Как попали кончики сигар в пепельницу Элизабет?
Если бы Эрп, вместо того чтобы дать волю своим чувствам, пошел по следу бразильских сигар, то могло бы наконец возникнуть нечто интригующее, а достигнуть этого задним числом, путем сложных изысканий, хронисту невозможно; он спросил Элизабет, и она ему ответила. Вот и все.
Хаслер?
Разумеется.
Любовная история?
Нет, нет. Конечно же, нет. Это невероятно. Трудно предположить. Во всяком случае, нет никаких доказательств. На соответствующий вопрос Хаслер ответил без ссылок на Библию и с непривычной краткостью: «Не во мне дело!» — что дает повод кое-что заподозрить, но в еще большей степени оставляет вопрос открытым и не позволяет строить догадки, поскольку ответ ясно давал понять, что дальнейшие расспросы нежелательны. Для Элизабет же подобные тенденции в себе и в нем остались незамеченными. Она обратилась к нему, он пришел, курил сигары, пил водку, спрашивал, говорил цитатами из Библии, обещал помощь и пригласил Элизабет в субботу к себе.
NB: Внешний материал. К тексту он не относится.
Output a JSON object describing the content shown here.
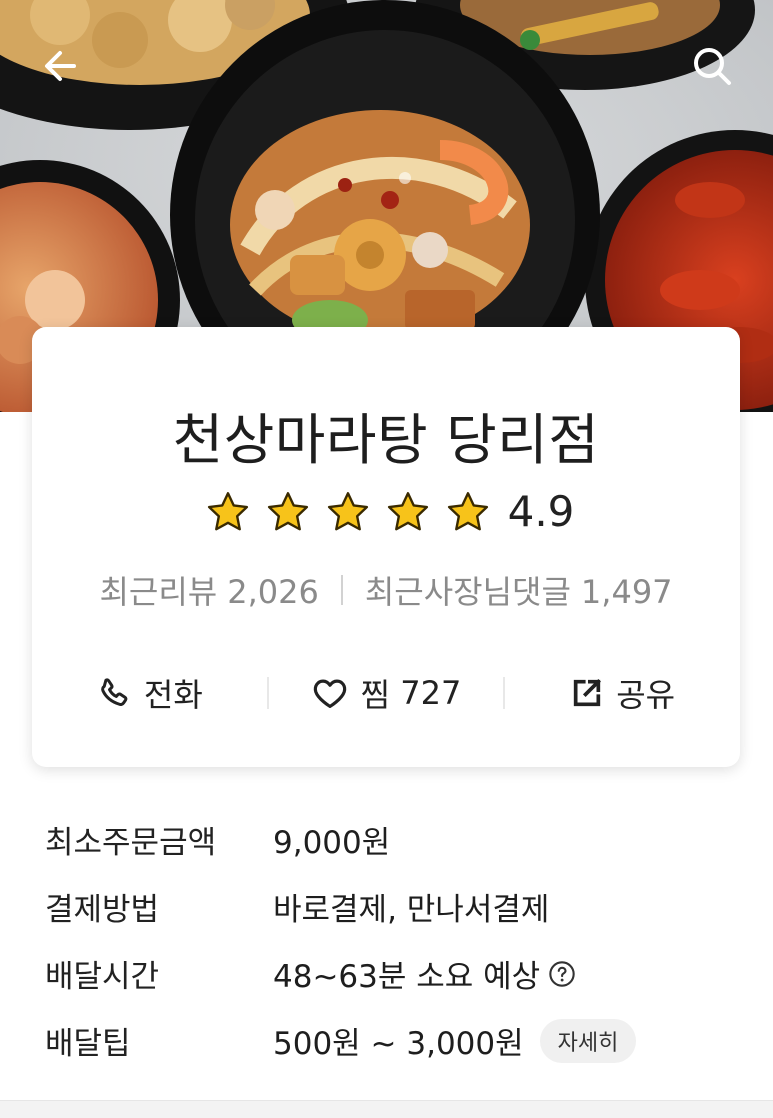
{
  "store": {
    "name": "천상마라탕 당리점",
    "rating": "4.9",
    "stars_filled": 5,
    "review_label": "최근리뷰",
    "review_count": "2,026",
    "owner_reply_label": "최근사장님댓글",
    "owner_reply_count": "1,497"
  },
  "actions": {
    "call_label": "전화",
    "like_label": "찜",
    "like_count": "727",
    "share_label": "공유"
  },
  "details": [
    {
      "label": "최소주문금액",
      "value": "9,000원"
    },
    {
      "label": "결제방법",
      "value": "바로결제, 만나서결제"
    },
    {
      "label": "배달시간",
      "value": "48~63분 소요 예상"
    },
    {
      "label": "배달팁",
      "value": "500원 ~ 3,000원"
    }
  ],
  "delivery_tip_more_label": "자세히",
  "colors": {
    "star": "#f7c31a",
    "text": "#222222",
    "muted": "#8a8a8a"
  },
  "icons": [
    "back-arrow-icon",
    "search-icon",
    "star-icon",
    "phone-icon",
    "heart-icon",
    "share-icon",
    "question-icon"
  ]
}
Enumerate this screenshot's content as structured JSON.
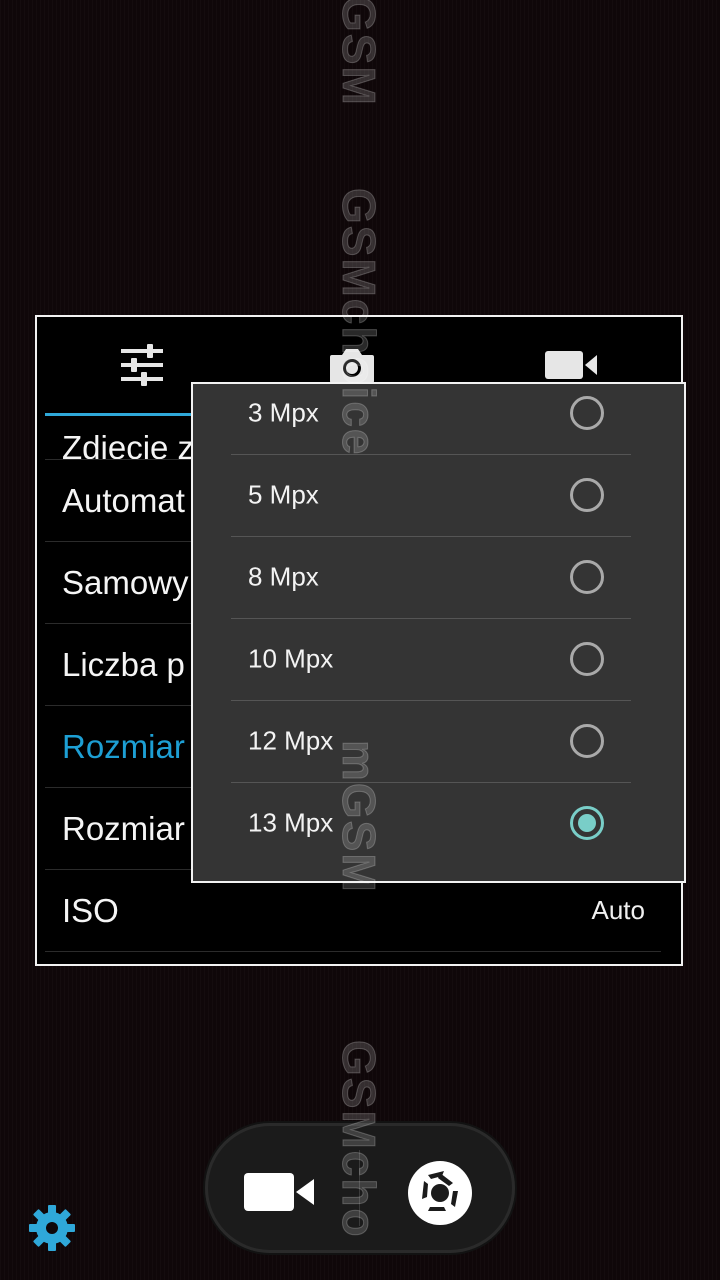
{
  "tabs": [
    {
      "name": "general-settings",
      "icon": "sliders-icon"
    },
    {
      "name": "photo-settings",
      "icon": "camera-icon"
    },
    {
      "name": "video-settings",
      "icon": "video-camera-icon"
    }
  ],
  "settings": [
    {
      "label": "Zdjęcie z",
      "value": ""
    },
    {
      "label": "Automat",
      "value": ""
    },
    {
      "label": "Samowy",
      "value": ""
    },
    {
      "label": "Liczba p",
      "value": ""
    },
    {
      "label": "Rozmiar",
      "value": "",
      "active": true
    },
    {
      "label": "Rozmiar",
      "value": ""
    },
    {
      "label": "ISO",
      "value": "Auto"
    }
  ],
  "resolution_options": [
    {
      "label": "3 Mpx",
      "selected": false
    },
    {
      "label": "5 Mpx",
      "selected": false
    },
    {
      "label": "8 Mpx",
      "selected": false
    },
    {
      "label": "10 Mpx",
      "selected": false
    },
    {
      "label": "12 Mpx",
      "selected": false
    },
    {
      "label": "13 Mpx",
      "selected": true
    }
  ],
  "controls": {
    "video_icon": "video-camera-icon",
    "shutter_icon": "shutter-icon",
    "settings_icon": "gear-icon"
  },
  "watermark": {
    "top": "GSM",
    "middle": "GSMchoice",
    "lower": "mGSM",
    "bottom": "GSMcho"
  },
  "colors": {
    "accent": "#1d9fd4",
    "radio_selected": "#79cec8",
    "gear": "#2fa8d9"
  }
}
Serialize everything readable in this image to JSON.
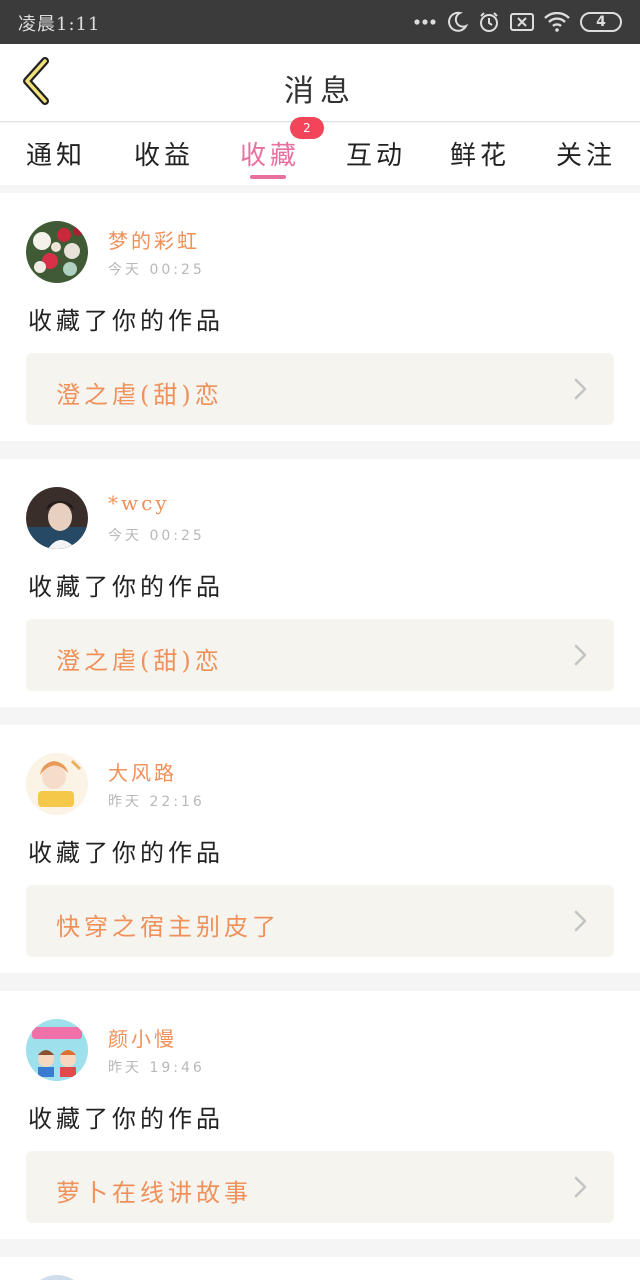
{
  "status_bar": {
    "time": "凌晨1:11",
    "battery": "4",
    "icons": [
      "more-dots-icon",
      "moon-icon",
      "alarm-icon",
      "sim-off-icon",
      "wifi-icon",
      "battery-icon"
    ]
  },
  "navbar": {
    "back_icon": "chevron-left-icon",
    "title": "消息"
  },
  "tabs": [
    {
      "label": "通知"
    },
    {
      "label": "收益"
    },
    {
      "label": "收藏",
      "badge": "2",
      "active": true
    },
    {
      "label": "互动"
    },
    {
      "label": "鲜花"
    },
    {
      "label": "关注"
    }
  ],
  "colors": {
    "accent": "#e870a0",
    "name": "#f0905a",
    "badge": "#f2455a",
    "status_bar": "#3b3b3b"
  },
  "notifications": [
    {
      "user": "梦的彩虹",
      "time": "今天 00:25",
      "action": "收藏了你的作品",
      "work": "澄之虐(甜)恋"
    },
    {
      "user": "*wcy",
      "time": "今天 00:25",
      "action": "收藏了你的作品",
      "work": "澄之虐(甜)恋"
    },
    {
      "user": "大风路",
      "time": "昨天 22:16",
      "action": "收藏了你的作品",
      "work": "快穿之宿主别皮了"
    },
    {
      "user": "颜小慢",
      "time": "昨天 19:46",
      "action": "收藏了你的作品",
      "work": "萝卜在线讲故事"
    }
  ]
}
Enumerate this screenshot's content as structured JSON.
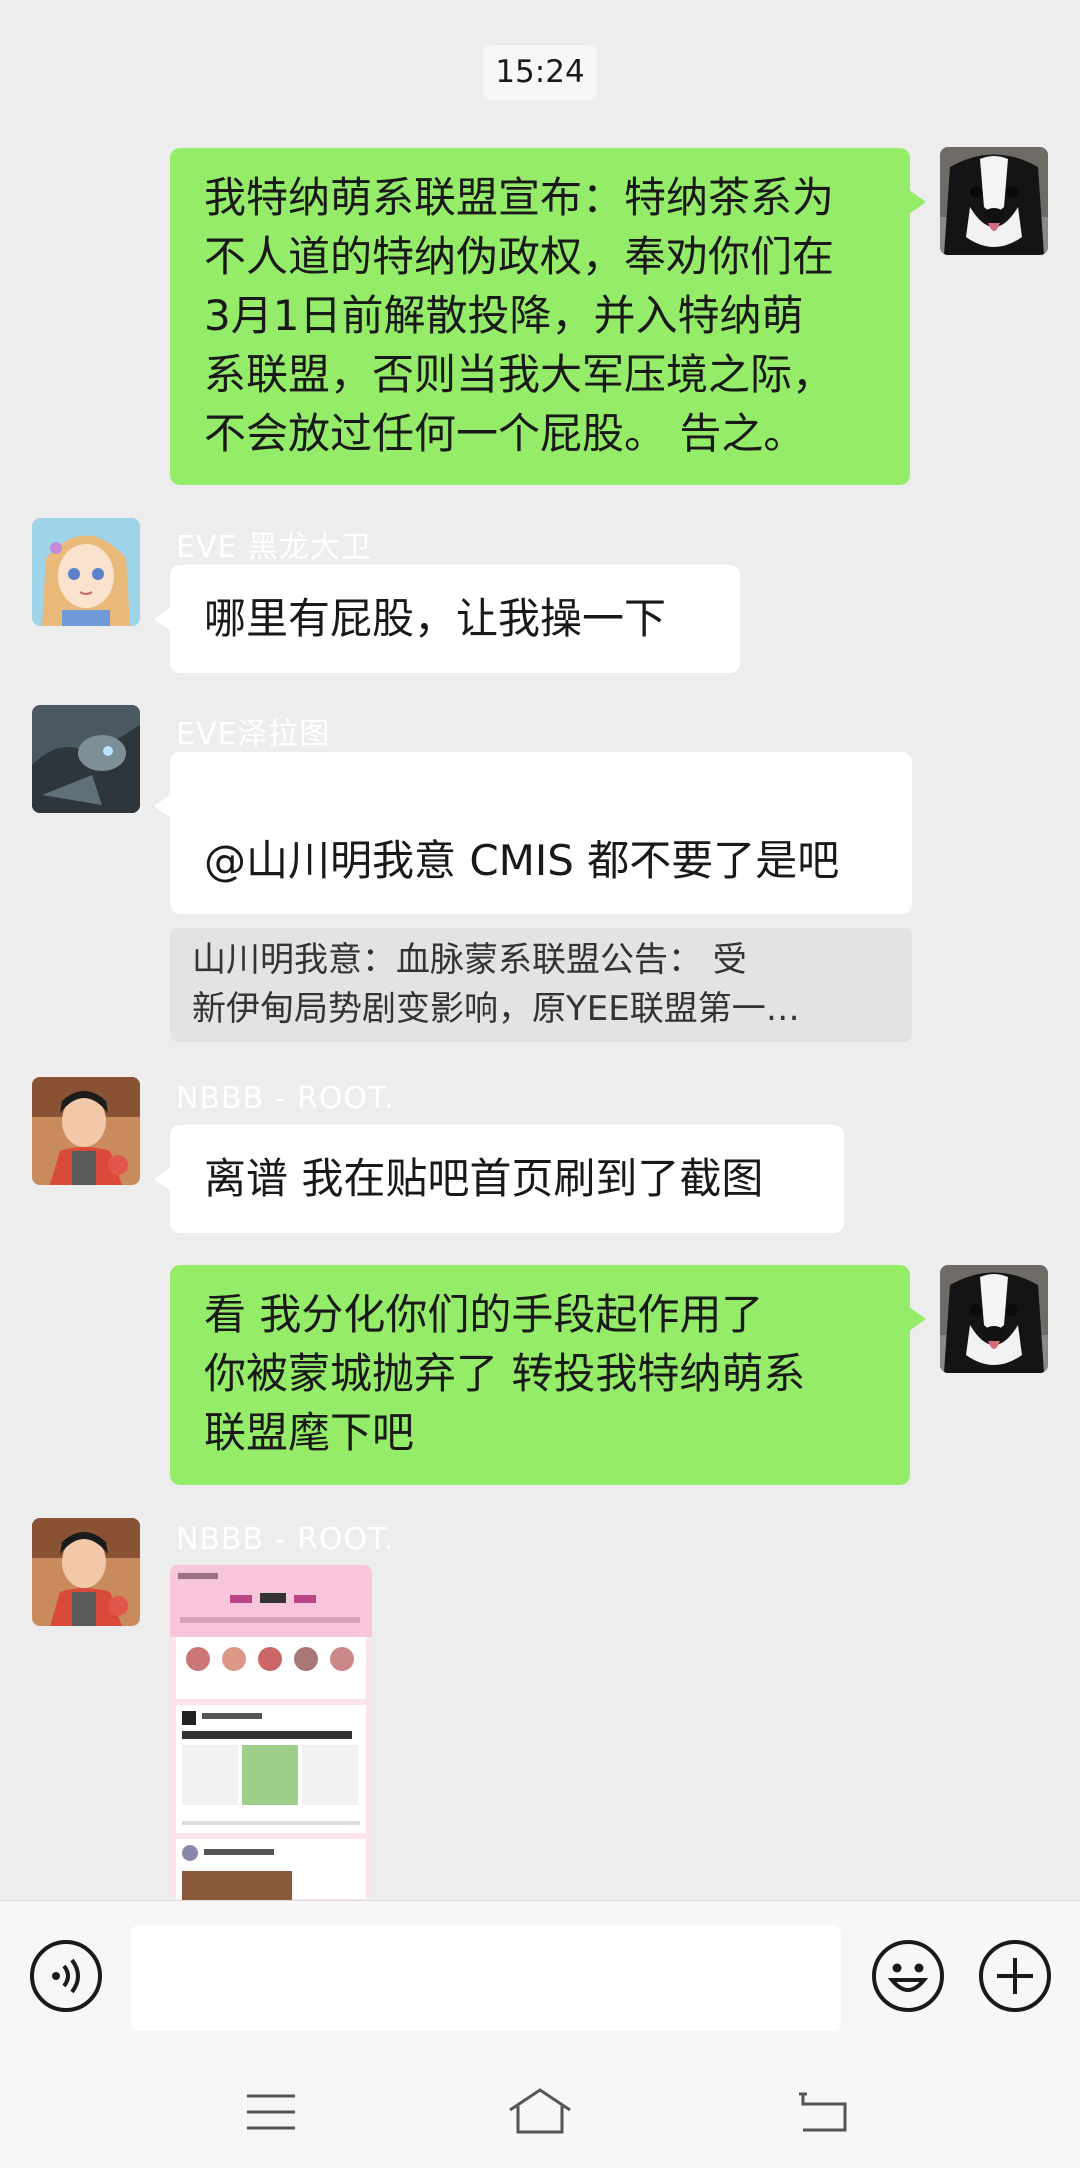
{
  "chat": {
    "time_label": "15:24",
    "messages": [
      {
        "sender": "me",
        "text": "我特纳萌系联盟宣布：特纳茶系为\n不人道的特纳伪政权，奉劝你们在\n3月1日前解散投降，并入特纳萌\n系联盟，否则当我大军压境之际，\n不会放过任何一个屁股。   告之。"
      },
      {
        "sender": "EVE 黑龙大卫",
        "text": "哪里有屁股，让我操一下"
      },
      {
        "sender": "EVE泽拉图",
        "text": "@山川明我意  CMIS 都不要了是吧",
        "emoji": [
          "smile-emoji",
          "smile-emoji",
          "smile-emoji",
          "smile-emoji"
        ],
        "quote_line1": "山川明我意：血脉蒙系联盟公告：       受",
        "quote_line2": "新伊甸局势剧变影响，原YEE联盟第一…"
      },
      {
        "sender": "NBBB - ROOT.",
        "text": "离谱 我在贴吧首页刷到了截图"
      },
      {
        "sender": "me",
        "text": "看  我分化你们的手段起作用了\n你被蒙城抛弃了  转投我特纳萌系\n联盟麾下吧"
      },
      {
        "sender": "NBBB - ROOT.",
        "image": "screenshot-thumbnail"
      }
    ]
  },
  "input_bar": {
    "voice_icon": "voice-icon",
    "emoji_icon": "emoji-icon",
    "plus_icon": "plus-icon",
    "input_value": ""
  },
  "nav_bar": {
    "menu_icon": "menu-icon",
    "home_icon": "home-icon",
    "back_icon": "back-icon"
  },
  "colors": {
    "background": "#ededed",
    "my_bubble": "#95ec69",
    "other_bubble": "#ffffff"
  }
}
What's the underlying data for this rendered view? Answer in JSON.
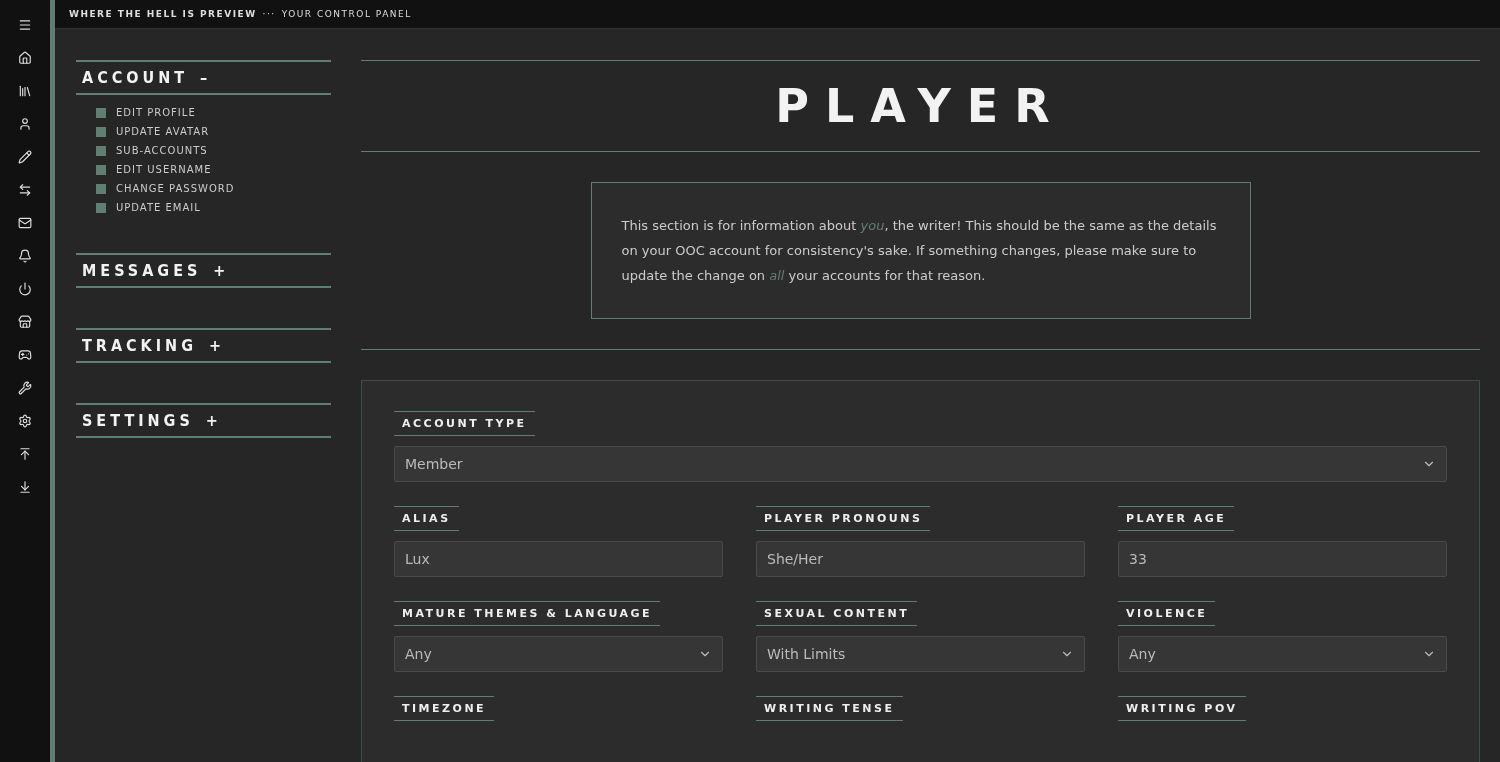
{
  "topbar": {
    "site": "WHERE THE HELL IS PREVIEW",
    "separator": "···",
    "subtitle": "YOUR CONTROL PANEL"
  },
  "sidebar": {
    "sections": [
      {
        "title": "ACCOUNT",
        "toggle": "–",
        "items": [
          "EDIT PROFILE",
          "UPDATE AVATAR",
          "SUB-ACCOUNTS",
          "EDIT USERNAME",
          "CHANGE PASSWORD",
          "UPDATE EMAIL"
        ]
      },
      {
        "title": "MESSAGES",
        "toggle": "+"
      },
      {
        "title": "TRACKING",
        "toggle": "+"
      },
      {
        "title": "SETTINGS",
        "toggle": "+"
      }
    ]
  },
  "page": {
    "title": "PLAYER",
    "intro": "This section is for information about *you*, the writer! This should be the same as the details on your OOC account for consistency's sake. If something changes, please make sure to update the change on *all* your accounts for that reason.",
    "form_rows": [
      [
        {
          "label": "ACCOUNT TYPE",
          "kind": "select",
          "value": "Member"
        }
      ],
      [
        {
          "label": "ALIAS",
          "kind": "text",
          "value": "Lux"
        },
        {
          "label": "PLAYER PRONOUNS",
          "kind": "text",
          "value": "She/Her"
        },
        {
          "label": "PLAYER AGE",
          "kind": "text",
          "value": "33"
        }
      ],
      [
        {
          "label": "MATURE THEMES & LANGUAGE",
          "kind": "select",
          "value": "Any"
        },
        {
          "label": "SEXUAL CONTENT",
          "kind": "select",
          "value": "With Limits"
        },
        {
          "label": "VIOLENCE",
          "kind": "select",
          "value": "Any"
        }
      ],
      [
        {
          "label": "TIMEZONE",
          "kind": "label"
        },
        {
          "label": "WRITING TENSE",
          "kind": "label"
        },
        {
          "label": "WRITING POV",
          "kind": "label"
        }
      ]
    ]
  }
}
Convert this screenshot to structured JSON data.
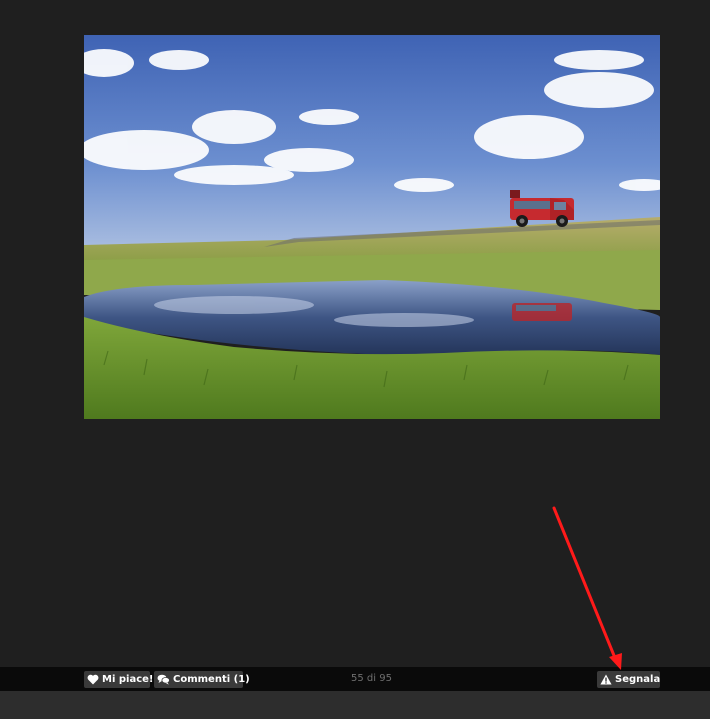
{
  "photo": {
    "alt_subject": "landscape-photo-red-van-pond"
  },
  "toolbar": {
    "like_label": "Mi piace!",
    "comments_label": "Commenti (1)",
    "counter": "55 di 95",
    "report_label": "Segnala"
  },
  "icons": {
    "like": "heart-icon",
    "comments": "speech-bubbles-icon",
    "report": "warning-triangle-icon"
  },
  "colors": {
    "page_background": "#1f1f1f",
    "toolbar_background": "#0a0a0a",
    "button_background": "#3a3a3a",
    "button_text": "#ffffff",
    "counter_text": "#6f6f6f",
    "annotation_arrow": "#ff0000"
  }
}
Если бы Эрп, обескураженный голосами за дверью, не повернул обратно от квартиры Хаслера, он накрыл бы их обоих да еще и третьего, которого мы здесь однажды упоминали под фамилией Бруха и (как второстепенную фигуру третьей категории) не будем описывать слишком подробно.
Любовная история?
Нет, две! Но не между Элизабет и Брухом, а одна между Брухом и Брухом и другая — между Элизабет и некой специальной областью, имеющей отношение к современному искусству.